We’re all used to the confusion between the words ‘diffuse’ and ‘defuse’ as verbs, caused by the pronunciation of the latter with the KIT vowel rather than the more etymologically correct FLEECE. If we were to introduce a hyphen into ‘defuse’, and wrote it ‘de-fuse’, we might start hearing it differentiated rather more, but that’s not likely to happen any time soon, especially as other words which used always to have a hyphen are now usually seen without one: ‘co-operate’ is a case in point, leading to a confusion in pronunciation between ‘corporation’ and ‘cooperation’.
This is all by way of an introduction to another confusion which I’ve recently seen in a newspaper article, and here there is no simple way round it. As it occurs in a quotation, I’m not sure whether it is the journalist or the person being quoted who has created it. In a report on the progress of a commercial company, we read of “the illusive trinity of like-for-like growth, unit growth and margin growth”. Does this mean that although the company is reporting all three, their co-existence is simply an illusion, or, which I think more likely, is ‘illusive’ simply a mistake for ‘elusive’?


  1. Are you talking of accents that do distinguish these, or accents that have no such difference for unstressed [i] (crisis = crises)?

  2. I would pronounce ‘elusive’ and ‘illusive’ identically, with KIT in the first syllable of both. Others may use schwa in ‘elusive’, and I suppose there may well be people who use schwa in both words. For the second of these three options, there is the extra possible confusion between ‘elusive’ and ‘allusive’. Spell checkers are no use here – they will accept all three spellings as correct, and not flag up the difficulty.

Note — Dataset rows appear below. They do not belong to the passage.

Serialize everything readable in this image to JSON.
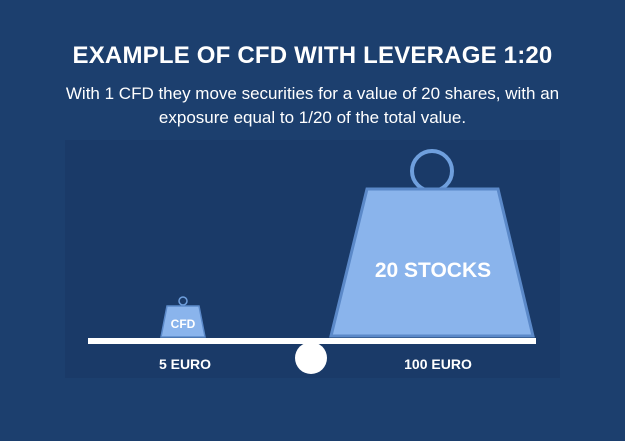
{
  "header": {
    "title": "EXAMPLE OF CFD WITH LEVERAGE 1:20",
    "subtitle": "With 1 CFD they move securities for a value of 20 shares, with an exposure equal to 1/20 of the total value."
  },
  "scale": {
    "left_weight_label": "CFD",
    "left_value_label": "5 EURO",
    "right_weight_label": "20 STOCKS",
    "right_value_label": "100 EURO"
  },
  "colors": {
    "background": "#1c3f6e",
    "panel": "#1a3a68",
    "weight_fill": "#8ab4ec",
    "weight_stroke": "#5b89c9",
    "ring": "#6f9fdd",
    "beam": "#ffffff"
  }
}
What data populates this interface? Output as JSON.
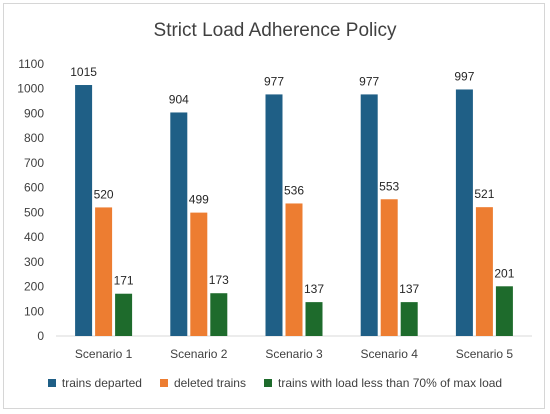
{
  "chart_data": {
    "type": "bar",
    "title": "Strict Load Adherence Policy",
    "categories": [
      "Scenario 1",
      "Scenario 2",
      "Scenario 3",
      "Scenario 4",
      "Scenario 5"
    ],
    "series": [
      {
        "name": "trains departed",
        "color": "#1f5f86",
        "values": [
          1015,
          904,
          977,
          977,
          997
        ]
      },
      {
        "name": "deleted trains",
        "color": "#ed7d31",
        "values": [
          520,
          499,
          536,
          553,
          521
        ]
      },
      {
        "name": "trains with load less than 70% of max load",
        "color": "#1e6b2c",
        "values": [
          171,
          173,
          137,
          137,
          201
        ]
      }
    ],
    "ylim": [
      0,
      1100
    ],
    "yticks": [
      0,
      100,
      200,
      300,
      400,
      500,
      600,
      700,
      800,
      900,
      1000,
      1100
    ],
    "data_labels": true,
    "grid": false,
    "legend_position": "bottom"
  }
}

The only solution is to learn the spellings and the meanings, just as ‘there’~’their’~’they’re’ and ‘principal’~’principle’ need to be learned. If someone’s particular accent has clearly different pronunciations for the group, then that person is lucky not to have the problem!

  3. Embarrassing confusion along these lines some years ago with an Australian. The topic was the hordes of near-geriatric western men who come to Thailand and marry much younger Thai women from rural areas. And the argument, supported by the Australian, was that this was still a form of exploitation. Now the Australian himself had divorced his first wife (Australian, same age as him) and married a younger Thai woman and he suddenly realized that he might seem to be condemning his own actions. He quickly defended himself by saying that his new wife was no know-nothing bumpkin bimbo, but an educated Bangkokian of 30 years of age. ‘At that age,’ he said, ‘she has no ?llusions.’ ‘You mean literary allusions, Peter?’ He thought I was being deliberately dense. Maybe I was.

  4. There have always been homophones in different accents – sometimes distinguished in others. They probably come and go with sound change.